Floating Car Observers in Intelligent Transportation Systems: Detection Modeling and Temporal Insights
Jeremias Gerner, Klaus Bogenberger, Stefanie Schmidtner
TL;DR
This work tackles the challenge of enriching microscopic traffic data with Extended Floating Car Data by introducing Floating Car Observers (FCOs) that share sensor-derived detections. It compares multiple detection-modeling approaches—2D/3D raytracing, high-fidelity CARLA-SUMO co-simulation, and a neural emulation framework—to estimate FCO detections and integrates temporal insights to recover previously unseen vehicles. The neural emulation, especially an encoder-decoder transformer, delivers fast, scalable predictions while achieving high accuracy close to co-simulation benchmarks, and temporal recovery substantially enhances traffic state information at practical penetration rates (e.g., at $p=0.20$, LiDAR-based FCOs identify $0.65$ of vehicles).
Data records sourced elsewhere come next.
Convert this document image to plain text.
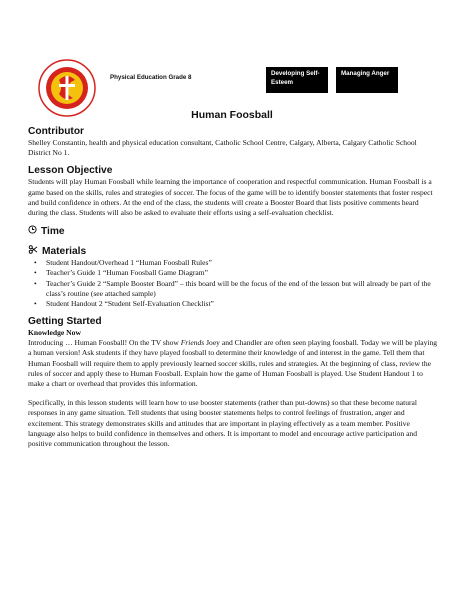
Physical Education Grade 8
Developing Self-Esteem
Managing Anger
Human Foosball
Contributor

Shelley Constantin, health and physical education consultant, Catholic School Centre, Calgary, Alberta, Calgary Catholic School District No 1.

Lesson Objective

Students will play Human Foosball while learning the importance of cooperation and respectful communication. Human Foosball is a game based on the skills, rules and strategies of soccer. The focus of the game will be to identify booster statements that foster respect and build confidence in others. At the end of the class, the students will create a Booster Board that lists positive comments heard during the class. Students will also be asked to evaluate their efforts using a self-evaluation checklist.

Time
Materials
• Student Handout/Overhead 1 “Human Foosball Rules”
• Teacher’s Guide 1 “Human Foosball Game Diagram”
• Teacher’s Guide 2 “Sample Booster Board” – this board will be the focus of the end of the lesson but will already be part of the class’s routine (see attached sample)
• Student Handout 2 “Student Self-Evaluation Checklist”
Getting Started
Knowledge Now

Introducing … Human Foosball! On the TV show Friends Joey and Chandler are often seen playing foosball. Today we will be playing a human version! Ask students if they have played foosball to determine their knowledge of and interest in the game. Tell them that Human Foosball will require them to apply previously learned soccer skills, rules and strategies. At the beginning of class, review the rules of soccer and apply these to Human Foosball. Explain how the game of Human Foosball is played. Use Student Handout 1 to make a chart or overhead that provides this information.

Specifically, in this lesson students will learn how to use booster statements (rather than put-downs) so that these become natural responses in any game situation. Tell students that using booster statements helps to control feelings of frustration, anger and excitement. This strategy demonstrates skills and attitudes that are important in playing effectively as a team member. Positive language also helps to build confidence in themselves and others. It is important to model and encourage active participation and positive communication throughout the lesson.
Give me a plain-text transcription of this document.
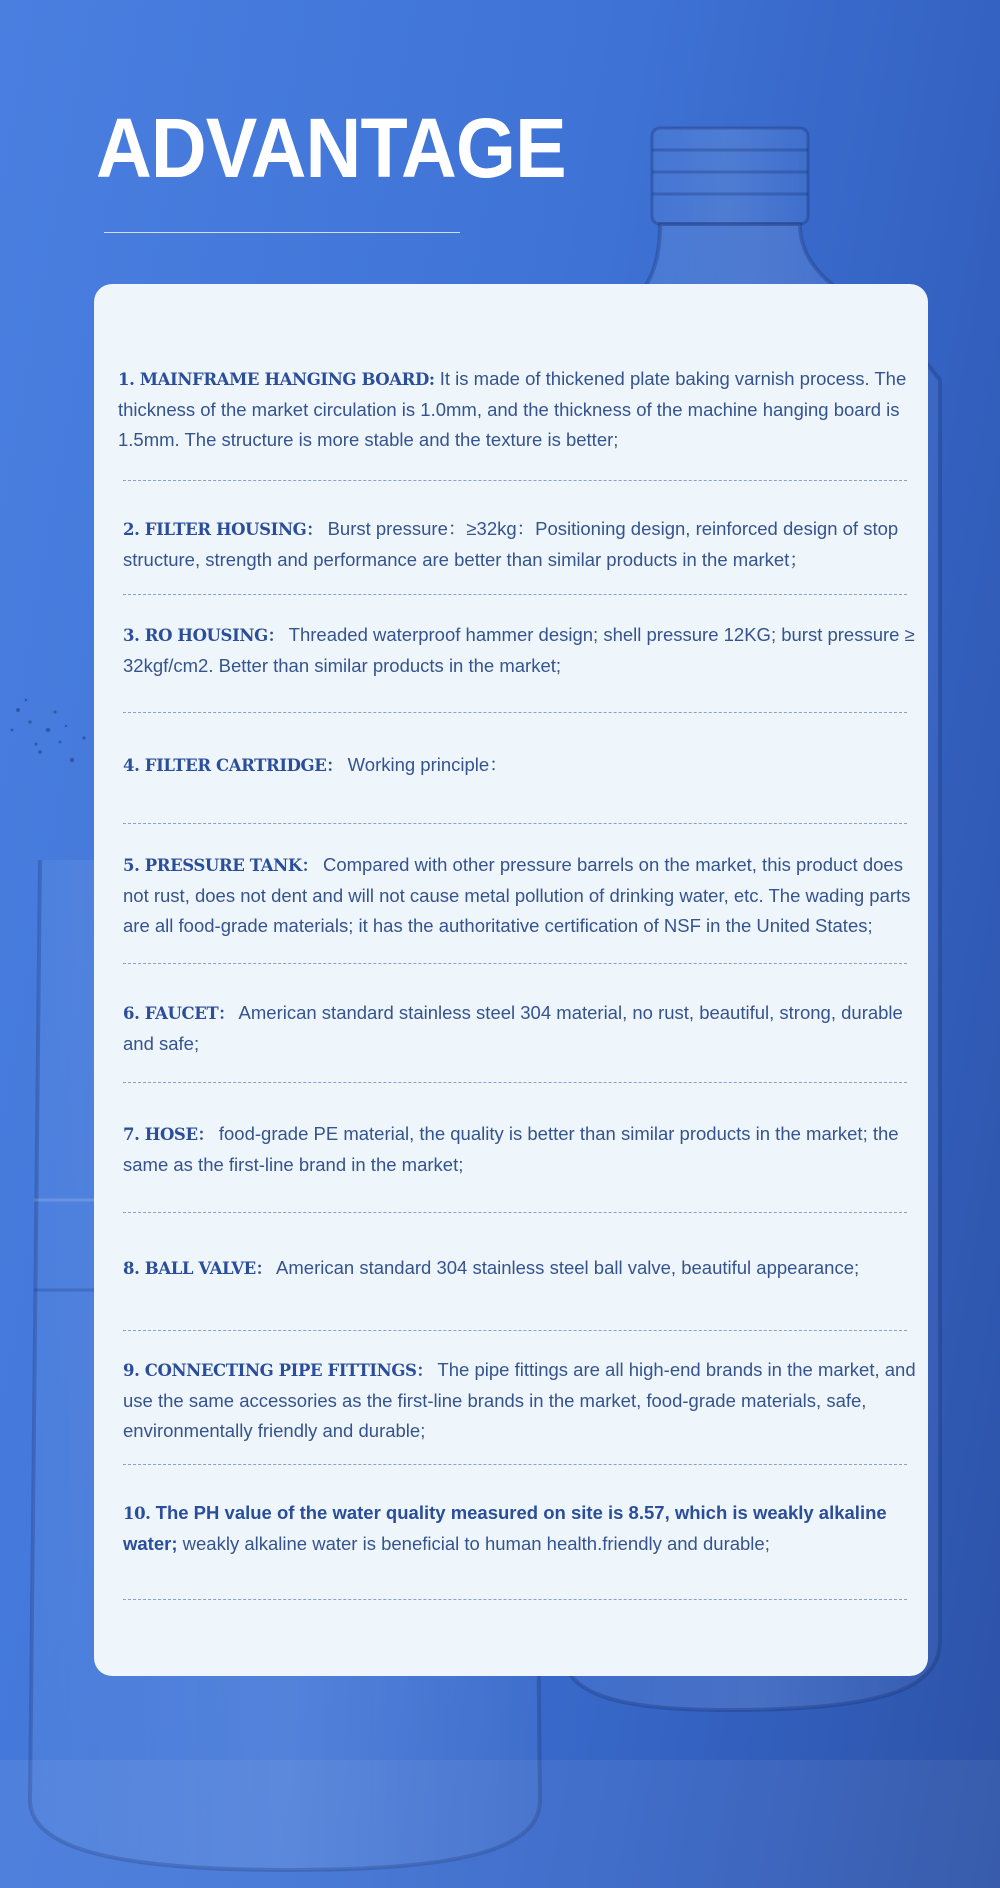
ADVANTAGE
1. MAINFRAME HANGING BOARD: It is made of thickened plate baking varnish process. The thickness of the market circulation is 1.0mm, and the thickness of the machine hanging board is 1.5mm. The structure is more stable and the texture is better;
2. FILTER HOUSING： Burst pressure：≥32kg：Positioning design, reinforced design of stop structure, strength and performance are better than similar products in the market；
3. RO HOUSING： Threaded waterproof hammer design; shell pressure 12KG; burst pressure ≥ 32kgf/cm2. Better than similar products in the market;
4. FILTER CARTRIDGE： Working principle：
5. PRESSURE TANK： Compared with other pressure barrels on the market, this product does not rust, does not dent and will not cause metal pollution of drinking water, etc. The wading parts are all food-grade materials; it has the authoritative certification of NSF in the United States;
6. FAUCET： American standard stainless steel 304 material, no rust, beautiful, strong, durable and safe;
7. HOSE： food-grade PE material, the quality is better than similar products in the market; the same as the first-line brand in the market;
8. BALL VALVE： American standard 304 stainless steel ball valve, beautiful appearance;
9. CONNECTING PIPE FITTINGS： The pipe fittings are all high-end brands in the market, and use the same accessories as the first-line brands in the market, food-grade materials, safe, environmentally friendly and durable;
10. The PH value of the water quality measured on site is 8.57, which is weakly alkaline water; weakly alkaline water is beneficial to human health.friendly and durable;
Overall, FCO-based xFCD markedly improves traffic state estimation and monitoring across varying penetration levels and traffic conditions, with temporal information enabling richer, more robust ITS applications and paving the way for future DRL-driven traffic control strategies.
Abstract
Floating Car Observers (FCOs) extend traditional Floating Car Data (FCD) by integrating onboard sensors to detect and localize other traffic participants, providing richer and more detailed traffic data. In this work, we explore various modeling approaches for FCO detections within microscopic traffic simulations to evaluate their potential for Intelligent Transportation System (ITS) applications. These approaches range from 2D raytracing to high-fidelity co-simulations that emulate real-world sensors and integrate 3D object detection algorithms to closely replicate FCO detections. Additionally, we introduce a neural network-based emulation technique that effectively approximates the results of high-fidelity co-simulations. This approach captures the unique characteristics of FCO detections while offering a fast and scalable solution for modeling. Using this emulation method, we investigate the impact of FCO data in a digital twin of a traffic network modeled in SUMO. Results demonstrate that even at a 20% penetration rate, FCOs using LiDAR-based detections can identify 65% of vehicles across various intersections and traffic demand scenarios. Further potential emerges when temporal insights are integrated, enabling the recovery of previously detected but currently unseen vehicles. By employing data-driven methods, we recover over 80% of these vehicles with minimal positional deviations. These findings underscore the potential of FCOs for ITS, particularly in enhancing traffic state estimation and monitoring under varying penetration rates and traffic conditions.